Wednesday, November 17, 2010

BCS, Please Stop Discriminating Against Smaller Programs by Following my Advice

Hey, Gregg Easterbook, contradict yourself in the space of two paragraphs:


And with TCU and Boise State undefeated but disfavored by the BCS setup, there's huge potential for a BCS title game that will be seen as completely bogus. The BCS insiders will do everything in their power to keep TCU or Boise State out of the title contest, and BCS insiders pull the strings.

Regardless, the obsession with style points and victory margins has gotten out of hand. One-third of the BCS ranking is based on the USA Today poll of coaches -- and most coaches are voting on hype and victory margins, since they can't possibly have time to watch film of any contenders they don't face. Retired college coach R.C. Slocum contends this poll of retired college coaches should replace the USA Today poll in the BCS formula, since retired coaches do have time to take a close look at film of every contending team.
First of all, Easterbrook, you're too smart to ignore the importance of margin-of-victory. If statisticians swear that, empirically speaking, rankings with scoring margin have greater predictive power and Vegas sharps who have skin in the game all base their models off of scoring and yardage stats, then someone who claims to have an appreciation for science and knowledge ought not dismiss scoring margin for purely aesthetic reasons.

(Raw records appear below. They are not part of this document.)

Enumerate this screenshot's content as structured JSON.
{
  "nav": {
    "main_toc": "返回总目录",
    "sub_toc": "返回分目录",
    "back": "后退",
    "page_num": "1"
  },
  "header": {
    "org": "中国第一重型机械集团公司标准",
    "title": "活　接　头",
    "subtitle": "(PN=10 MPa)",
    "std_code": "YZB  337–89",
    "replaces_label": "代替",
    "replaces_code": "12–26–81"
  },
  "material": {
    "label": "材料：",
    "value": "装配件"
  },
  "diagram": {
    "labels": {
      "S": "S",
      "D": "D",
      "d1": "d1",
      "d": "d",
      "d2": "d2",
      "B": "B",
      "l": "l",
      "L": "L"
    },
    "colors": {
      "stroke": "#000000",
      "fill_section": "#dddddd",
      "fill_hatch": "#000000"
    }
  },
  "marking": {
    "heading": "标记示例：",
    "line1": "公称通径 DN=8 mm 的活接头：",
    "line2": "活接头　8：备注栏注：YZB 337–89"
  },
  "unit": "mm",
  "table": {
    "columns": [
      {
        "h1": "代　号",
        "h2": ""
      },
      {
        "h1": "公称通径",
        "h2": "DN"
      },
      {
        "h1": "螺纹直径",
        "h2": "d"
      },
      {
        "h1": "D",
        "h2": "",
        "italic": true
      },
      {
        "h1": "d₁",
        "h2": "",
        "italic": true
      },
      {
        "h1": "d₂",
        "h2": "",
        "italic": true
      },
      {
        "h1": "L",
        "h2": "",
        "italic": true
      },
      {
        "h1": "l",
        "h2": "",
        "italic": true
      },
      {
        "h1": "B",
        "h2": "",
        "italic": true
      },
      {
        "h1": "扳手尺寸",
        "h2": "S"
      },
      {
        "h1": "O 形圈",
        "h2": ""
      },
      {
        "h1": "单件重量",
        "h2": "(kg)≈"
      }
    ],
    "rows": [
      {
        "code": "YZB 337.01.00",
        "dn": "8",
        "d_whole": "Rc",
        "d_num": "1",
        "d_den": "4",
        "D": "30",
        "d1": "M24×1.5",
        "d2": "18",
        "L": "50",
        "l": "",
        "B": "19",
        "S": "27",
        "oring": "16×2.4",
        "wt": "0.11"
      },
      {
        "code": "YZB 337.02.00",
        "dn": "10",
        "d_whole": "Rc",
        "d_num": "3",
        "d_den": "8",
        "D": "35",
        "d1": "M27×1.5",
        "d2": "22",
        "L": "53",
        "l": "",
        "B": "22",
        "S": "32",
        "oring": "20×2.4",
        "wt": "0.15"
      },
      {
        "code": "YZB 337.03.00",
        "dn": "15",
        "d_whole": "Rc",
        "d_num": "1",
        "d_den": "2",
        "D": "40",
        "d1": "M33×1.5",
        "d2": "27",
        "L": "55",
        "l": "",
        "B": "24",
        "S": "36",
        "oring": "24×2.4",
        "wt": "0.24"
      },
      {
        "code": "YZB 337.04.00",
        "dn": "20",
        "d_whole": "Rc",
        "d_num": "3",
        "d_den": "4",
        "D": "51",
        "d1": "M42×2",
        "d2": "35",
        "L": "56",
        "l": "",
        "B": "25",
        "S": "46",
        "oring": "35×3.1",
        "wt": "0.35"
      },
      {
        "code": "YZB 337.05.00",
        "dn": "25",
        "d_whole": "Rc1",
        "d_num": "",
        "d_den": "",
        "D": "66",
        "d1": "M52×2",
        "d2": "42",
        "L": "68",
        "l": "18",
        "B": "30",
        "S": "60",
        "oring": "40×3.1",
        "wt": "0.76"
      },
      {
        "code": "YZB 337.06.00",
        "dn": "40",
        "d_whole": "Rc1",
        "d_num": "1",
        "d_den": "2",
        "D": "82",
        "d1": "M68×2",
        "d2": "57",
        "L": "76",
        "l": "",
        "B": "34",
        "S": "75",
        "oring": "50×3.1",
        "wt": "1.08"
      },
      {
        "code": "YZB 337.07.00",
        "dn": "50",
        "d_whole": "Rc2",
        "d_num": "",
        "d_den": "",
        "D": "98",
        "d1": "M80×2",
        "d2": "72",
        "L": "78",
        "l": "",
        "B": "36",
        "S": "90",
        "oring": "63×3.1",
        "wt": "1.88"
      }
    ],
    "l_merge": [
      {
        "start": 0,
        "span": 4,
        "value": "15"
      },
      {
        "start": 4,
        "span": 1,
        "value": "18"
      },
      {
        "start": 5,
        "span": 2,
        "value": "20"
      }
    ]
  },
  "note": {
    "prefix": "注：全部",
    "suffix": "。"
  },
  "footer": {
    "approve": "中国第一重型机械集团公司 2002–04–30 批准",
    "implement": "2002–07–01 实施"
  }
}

Second, I guess it didn't occur to Easterbrook that including scoring margin is a saving grace for mid-majors like Boise State and TCU. Those teams will never be able to stay with major conference teams when computer rankings only take strength of schedule into account because their schedules aren't strong enough. The only way for them to keep pace is for the ranking to account for the fact that the Broncos and Horned Frogs are destroying their inferior opposition. The current set of Sagarin rankings proves my point. Boise State and TCU are #4 and #5 in Sagarin's Predictor, the ranking that accounts for scoring margin, and they are #12 and #6 respectively in his ELO-CHESS, the mathematical abomination that Sagarin produces for the BCS because he is required to do so.

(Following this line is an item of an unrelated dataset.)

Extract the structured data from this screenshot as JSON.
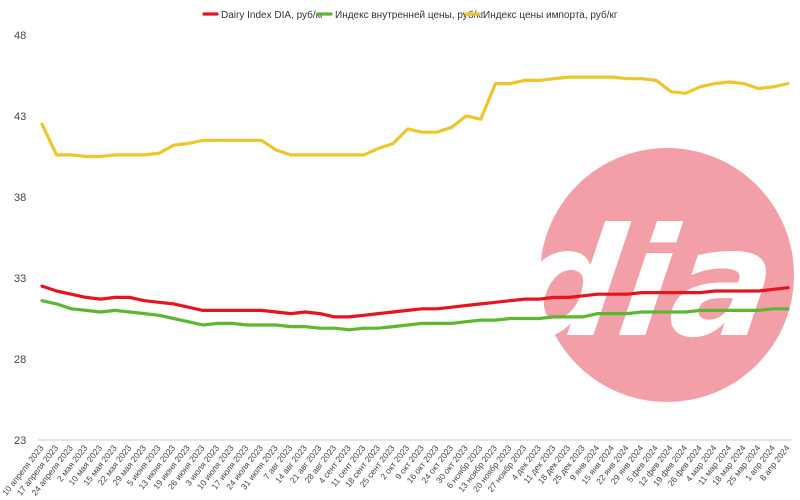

Easterbook has two competing ideologies that are in tension with one another. On the one hand, he is a dime store moralist when it comes to scoring margin, suggesting that Wisconsin shouldn't have kicked extra points in the fourth quarter against Indiana. On the other hand, he is a critic of the BCS and major college football programs. The way for the BCS to open the door to smaller programs would be to allow its computer rankings to account for scoring margin. How does Easterbrook resolve the tension? He is either blissfully unaware of it (and I think he's too smart for that to be the case) or he willfully ignores it.

2 comments:

Jeff said...

Does Sagarin use a cap on margin of victory or just use the actual margin? I recall that back when the BCS included margin of victory in its calculations they counted the difference up to 2 or 3 touchdowns. I think having a cap at 28 points or so is a good way to reflect the differences between a 1 point win and a blow-out but not encourage people to hang 83 on bad teams.

One fact that exacerbates the failure to account for margin of victory is that sometimes top teams annihilate a team so badly that it crushes the morale of the beaten team and they lay an egg the next week or even rest of the season. That appears to have been what happened with Utah and I recall it happening when VT beat Syracuse 63-0 in 1999. The good team then doesn't get full credit for the blow out but suffers the downside of it.